After my little essay on the Hawaiian language was posted here yesterday, I received a scathing e-mail from my literary agent's assistant, Nikki Van De Car. Turns out Nikki grew up in Volcano, a little town right near the Kilauea crater where she apparently inhaled so much sulfur she forgot that you never insult the client. But she did, more than likely in gleeful retribution for all the abuse I most certainly never heaped on her. Herewith her unsportsmanlike corrections to my scholarly ditherings.

1- First you tell your readers every letter is pronounced, and then you tell them to say "pahoehoe" without pronouncing the H's. Have you gone soft in the sun? It's "pa-ho-eh-ho-eh."

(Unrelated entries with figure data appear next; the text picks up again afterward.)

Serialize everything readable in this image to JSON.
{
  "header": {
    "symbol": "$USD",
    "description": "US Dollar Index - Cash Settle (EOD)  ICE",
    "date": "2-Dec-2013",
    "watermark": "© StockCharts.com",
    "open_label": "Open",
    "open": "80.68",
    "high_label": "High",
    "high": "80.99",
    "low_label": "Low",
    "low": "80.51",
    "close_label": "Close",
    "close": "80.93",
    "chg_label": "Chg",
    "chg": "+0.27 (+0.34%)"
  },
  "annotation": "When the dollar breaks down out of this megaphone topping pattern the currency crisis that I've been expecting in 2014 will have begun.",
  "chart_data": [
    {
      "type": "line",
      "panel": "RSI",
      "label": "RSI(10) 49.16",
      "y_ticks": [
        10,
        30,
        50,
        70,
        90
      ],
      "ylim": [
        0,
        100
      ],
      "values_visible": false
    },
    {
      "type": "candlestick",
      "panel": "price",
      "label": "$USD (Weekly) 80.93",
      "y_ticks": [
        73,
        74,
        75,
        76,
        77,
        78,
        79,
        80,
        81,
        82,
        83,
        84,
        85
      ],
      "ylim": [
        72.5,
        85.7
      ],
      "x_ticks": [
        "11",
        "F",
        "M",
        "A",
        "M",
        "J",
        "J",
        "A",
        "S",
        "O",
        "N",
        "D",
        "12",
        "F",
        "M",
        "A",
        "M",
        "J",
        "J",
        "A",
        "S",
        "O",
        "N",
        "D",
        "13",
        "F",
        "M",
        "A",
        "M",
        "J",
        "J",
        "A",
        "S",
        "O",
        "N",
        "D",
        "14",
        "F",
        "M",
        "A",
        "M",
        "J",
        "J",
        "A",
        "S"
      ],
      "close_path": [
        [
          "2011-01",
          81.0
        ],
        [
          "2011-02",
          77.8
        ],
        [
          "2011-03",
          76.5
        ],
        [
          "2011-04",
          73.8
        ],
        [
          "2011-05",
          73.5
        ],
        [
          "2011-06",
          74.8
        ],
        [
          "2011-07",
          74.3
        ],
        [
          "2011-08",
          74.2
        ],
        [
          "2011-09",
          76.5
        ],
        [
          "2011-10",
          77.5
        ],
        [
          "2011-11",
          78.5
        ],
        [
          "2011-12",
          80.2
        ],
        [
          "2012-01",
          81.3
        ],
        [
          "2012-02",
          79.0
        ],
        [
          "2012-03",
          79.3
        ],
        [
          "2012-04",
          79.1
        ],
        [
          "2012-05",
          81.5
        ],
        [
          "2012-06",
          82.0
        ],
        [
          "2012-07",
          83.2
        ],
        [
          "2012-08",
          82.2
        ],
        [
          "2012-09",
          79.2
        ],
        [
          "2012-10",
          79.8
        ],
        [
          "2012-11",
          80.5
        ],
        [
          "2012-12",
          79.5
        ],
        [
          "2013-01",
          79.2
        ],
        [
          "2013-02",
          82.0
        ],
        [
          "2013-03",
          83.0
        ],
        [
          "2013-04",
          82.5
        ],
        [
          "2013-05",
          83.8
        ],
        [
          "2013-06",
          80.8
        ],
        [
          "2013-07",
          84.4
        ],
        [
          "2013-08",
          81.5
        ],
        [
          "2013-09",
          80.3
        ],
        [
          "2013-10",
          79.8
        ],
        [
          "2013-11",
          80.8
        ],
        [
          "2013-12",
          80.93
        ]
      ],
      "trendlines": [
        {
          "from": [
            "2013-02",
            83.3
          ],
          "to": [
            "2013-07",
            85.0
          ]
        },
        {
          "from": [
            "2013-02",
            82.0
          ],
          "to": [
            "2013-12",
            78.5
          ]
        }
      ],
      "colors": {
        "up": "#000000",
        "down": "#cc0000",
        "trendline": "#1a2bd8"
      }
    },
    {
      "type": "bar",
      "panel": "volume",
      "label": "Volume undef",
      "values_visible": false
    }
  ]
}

2- No wonder that copy editor at Random House tried to have you whacked. It's spelled "wahine," not "wahini."

3- "HWAH-la-lai?" Don't you ever actually read the stuff you write? Four syllables, buster: "Hu-WAH-la-lai." (Ain't no diphthong when she's gone…)

4- Finally, even brand new immigrants know "Hawai'i"  is pronounced "Ha-VA-ee."

Yeah, well, you blew that last one, Nikki. First of all, "ai" is a diphthong and pronounced like "aye." Second, the W is a W, not a V, as per the definitive authority represented by this joke:

A tourist walks up to a native Hawaiian and says, "So is it Hawai'i or Havai'i?"

The native answers, " Havai'i."

"Thank you," says the tourist.

"You're velcome," replies the native.